# best PFD for kaskazi dorado ?



## benno (Oct 29, 2007)

hey
any dorado owners recommend a pfd thats comfortable in the kas ?
i have a ultra trek pfd 2 , but bcos of the in built seat it constantly pushes on my chin when sitting in the yak.

any suggestions would be great.

cheers


----------



## kayaksportsmark (Apr 1, 2009)

The Stohlquist Fisherman are said to be very good http://www.wavemonkey.com.au/gearshop/stohlquist-fisherman-p-312.html


----------



## varp (Sep 12, 2005)

Hi Benno. I got a cheapo Marlin inflatable, but because I wear a wettie I feel I can get away with it. Not tried a re-entry with it after it's been inflated though. For this season I'm going to get a non inflatable, bouyancy type with pockets. Giving up on the wettie and using neoprene waders too.

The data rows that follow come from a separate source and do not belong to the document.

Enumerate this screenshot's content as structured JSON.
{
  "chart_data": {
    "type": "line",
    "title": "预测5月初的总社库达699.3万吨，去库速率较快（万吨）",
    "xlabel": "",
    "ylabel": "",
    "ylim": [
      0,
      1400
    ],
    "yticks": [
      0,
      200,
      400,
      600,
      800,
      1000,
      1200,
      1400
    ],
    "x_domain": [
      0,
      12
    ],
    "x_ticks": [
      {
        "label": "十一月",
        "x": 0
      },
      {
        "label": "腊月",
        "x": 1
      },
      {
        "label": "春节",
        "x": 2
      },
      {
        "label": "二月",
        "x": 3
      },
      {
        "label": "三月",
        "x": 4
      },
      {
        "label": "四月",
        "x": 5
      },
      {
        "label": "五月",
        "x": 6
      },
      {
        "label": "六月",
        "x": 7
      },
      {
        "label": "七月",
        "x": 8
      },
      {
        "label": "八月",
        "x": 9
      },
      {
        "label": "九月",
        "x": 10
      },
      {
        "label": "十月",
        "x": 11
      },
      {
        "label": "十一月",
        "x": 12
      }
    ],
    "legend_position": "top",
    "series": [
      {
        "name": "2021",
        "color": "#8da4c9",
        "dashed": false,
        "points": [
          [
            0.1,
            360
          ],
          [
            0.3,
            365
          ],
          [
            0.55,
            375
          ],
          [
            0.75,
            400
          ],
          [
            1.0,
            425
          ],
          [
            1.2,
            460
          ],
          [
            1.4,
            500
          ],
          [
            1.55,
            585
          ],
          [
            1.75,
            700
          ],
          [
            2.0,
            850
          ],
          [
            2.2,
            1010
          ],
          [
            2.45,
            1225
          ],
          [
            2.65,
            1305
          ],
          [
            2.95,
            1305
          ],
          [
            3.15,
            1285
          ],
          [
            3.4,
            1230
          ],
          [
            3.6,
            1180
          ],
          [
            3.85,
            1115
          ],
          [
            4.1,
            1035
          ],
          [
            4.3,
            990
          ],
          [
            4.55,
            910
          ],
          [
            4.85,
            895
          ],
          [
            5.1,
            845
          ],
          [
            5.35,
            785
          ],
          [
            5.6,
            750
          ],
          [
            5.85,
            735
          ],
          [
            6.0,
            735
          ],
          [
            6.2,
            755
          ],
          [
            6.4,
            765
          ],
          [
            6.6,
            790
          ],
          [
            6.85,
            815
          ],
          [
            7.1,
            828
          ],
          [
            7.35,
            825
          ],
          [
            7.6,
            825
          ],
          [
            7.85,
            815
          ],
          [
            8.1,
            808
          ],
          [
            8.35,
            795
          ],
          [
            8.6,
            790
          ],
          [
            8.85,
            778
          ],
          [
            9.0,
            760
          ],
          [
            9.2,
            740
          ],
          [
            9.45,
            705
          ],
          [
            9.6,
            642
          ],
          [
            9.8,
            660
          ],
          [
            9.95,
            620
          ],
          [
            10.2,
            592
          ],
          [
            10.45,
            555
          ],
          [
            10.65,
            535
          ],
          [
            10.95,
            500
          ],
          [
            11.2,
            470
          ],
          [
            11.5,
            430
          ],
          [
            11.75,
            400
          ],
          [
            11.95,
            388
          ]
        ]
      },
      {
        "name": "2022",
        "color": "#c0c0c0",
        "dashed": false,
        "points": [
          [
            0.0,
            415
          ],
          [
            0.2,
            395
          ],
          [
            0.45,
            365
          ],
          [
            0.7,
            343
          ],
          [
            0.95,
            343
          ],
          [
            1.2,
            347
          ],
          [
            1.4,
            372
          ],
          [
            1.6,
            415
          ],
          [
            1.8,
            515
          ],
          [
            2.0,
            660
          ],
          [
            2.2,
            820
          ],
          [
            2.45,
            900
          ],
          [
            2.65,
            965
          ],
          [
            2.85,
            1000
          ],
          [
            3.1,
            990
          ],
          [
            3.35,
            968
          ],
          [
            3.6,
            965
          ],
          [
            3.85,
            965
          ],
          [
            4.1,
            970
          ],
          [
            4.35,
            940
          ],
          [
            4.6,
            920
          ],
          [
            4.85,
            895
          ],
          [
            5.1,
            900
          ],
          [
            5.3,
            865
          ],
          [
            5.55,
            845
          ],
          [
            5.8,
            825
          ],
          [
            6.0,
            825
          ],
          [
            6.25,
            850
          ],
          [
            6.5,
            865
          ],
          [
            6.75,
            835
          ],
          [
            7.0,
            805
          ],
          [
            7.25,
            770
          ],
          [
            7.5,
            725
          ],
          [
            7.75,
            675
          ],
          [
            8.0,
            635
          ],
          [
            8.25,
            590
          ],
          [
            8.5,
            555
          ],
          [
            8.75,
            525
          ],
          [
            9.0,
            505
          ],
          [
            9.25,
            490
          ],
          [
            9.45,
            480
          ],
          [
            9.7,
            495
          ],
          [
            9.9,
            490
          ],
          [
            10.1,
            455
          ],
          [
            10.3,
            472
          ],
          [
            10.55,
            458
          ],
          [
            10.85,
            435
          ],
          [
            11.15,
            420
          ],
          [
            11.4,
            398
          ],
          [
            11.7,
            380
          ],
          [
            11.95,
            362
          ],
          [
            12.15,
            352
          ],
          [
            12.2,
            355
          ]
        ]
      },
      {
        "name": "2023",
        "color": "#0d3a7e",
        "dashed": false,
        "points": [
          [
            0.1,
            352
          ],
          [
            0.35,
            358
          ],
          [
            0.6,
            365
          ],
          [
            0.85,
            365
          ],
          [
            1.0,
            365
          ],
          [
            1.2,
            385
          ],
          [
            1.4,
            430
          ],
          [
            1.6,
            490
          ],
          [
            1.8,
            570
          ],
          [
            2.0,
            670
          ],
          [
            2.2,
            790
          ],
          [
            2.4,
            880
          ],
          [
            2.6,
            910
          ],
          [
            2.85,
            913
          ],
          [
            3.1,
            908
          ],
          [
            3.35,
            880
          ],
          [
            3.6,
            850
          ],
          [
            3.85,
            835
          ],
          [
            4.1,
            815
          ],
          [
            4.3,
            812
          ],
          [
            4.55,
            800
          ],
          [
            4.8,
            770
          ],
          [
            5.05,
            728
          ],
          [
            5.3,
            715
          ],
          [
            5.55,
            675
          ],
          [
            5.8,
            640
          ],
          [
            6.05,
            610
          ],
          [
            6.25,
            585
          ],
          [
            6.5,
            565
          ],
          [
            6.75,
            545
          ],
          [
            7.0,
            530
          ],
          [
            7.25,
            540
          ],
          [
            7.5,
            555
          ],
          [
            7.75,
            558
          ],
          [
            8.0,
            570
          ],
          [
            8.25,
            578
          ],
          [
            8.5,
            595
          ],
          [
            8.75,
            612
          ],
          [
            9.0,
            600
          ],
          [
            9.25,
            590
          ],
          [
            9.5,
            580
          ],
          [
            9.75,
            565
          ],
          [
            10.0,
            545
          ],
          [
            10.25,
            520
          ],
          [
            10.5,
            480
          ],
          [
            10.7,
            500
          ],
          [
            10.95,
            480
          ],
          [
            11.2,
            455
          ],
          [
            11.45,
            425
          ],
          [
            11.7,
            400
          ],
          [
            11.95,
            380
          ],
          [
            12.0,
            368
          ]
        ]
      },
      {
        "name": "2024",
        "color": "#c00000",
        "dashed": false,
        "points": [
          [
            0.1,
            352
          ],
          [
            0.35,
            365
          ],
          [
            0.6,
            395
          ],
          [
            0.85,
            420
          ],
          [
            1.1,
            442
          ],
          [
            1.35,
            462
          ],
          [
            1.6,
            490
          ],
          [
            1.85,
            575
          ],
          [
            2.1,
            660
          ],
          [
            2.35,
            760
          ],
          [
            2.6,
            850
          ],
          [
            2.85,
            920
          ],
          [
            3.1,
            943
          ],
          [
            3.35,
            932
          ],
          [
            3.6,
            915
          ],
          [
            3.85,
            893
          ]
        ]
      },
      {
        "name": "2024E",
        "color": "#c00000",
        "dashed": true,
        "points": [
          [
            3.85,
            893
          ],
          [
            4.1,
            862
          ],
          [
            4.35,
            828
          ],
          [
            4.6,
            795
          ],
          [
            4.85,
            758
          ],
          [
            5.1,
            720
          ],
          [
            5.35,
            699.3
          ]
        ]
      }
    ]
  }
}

Stohlquist may get a look in. Hopefully we will hear more here. You tried contacting Kaskazi?


----------



## whoohoo (Feb 3, 2006)

Mark, apparently the Stohlquist Fisherman is not a Type 1 PFD, would this be correct?

If it isn't it would have limitations for offshore use.


----------



## kayaksportsmark (Apr 1, 2009)

whoohoo said:


> Mark, apparently the Stohlquist Fisherman is not a Type 1 PFD, would this be correct?
> If it isn't it would have limitations for offshore use.


Hi Tom,
The fisherman from Stohlquist comes in a greeny color which due to its dark appearance is classed as PFD Type 3, it also comes in a yellowy orange color which is brighter and meets standard for a PFD Type 2. Both have the same flotation and comfort while paddling, it is just the color difference.
You are correct they are not a PFD Type 1. They are not designed to float you on your back. 
If you are kayaking offshore I would recommend a bright colored quality PFD Type 2, which will allow comfort and freedom of movement while paddling so you will actually wear it. In the event of a capsize a PFD Type 2 will allow quick reentry onto the yak, 
All PFD's will have their limitations and there has been much debate about what to wear. My suggestion is a quality PFD Type 2. Most important once a PFD has been chosen is a good fit, so if buying from a shop sit down on the floor while wearing the PFD and see if it stays snug and comfy or rides up over the belly. For people with a belly bigger than their chest a crotch strap is a good idea to stop the PFD riding up too high if in the water. Check the PFD for attachment points for a crotch strap.
Cheers Mark


----------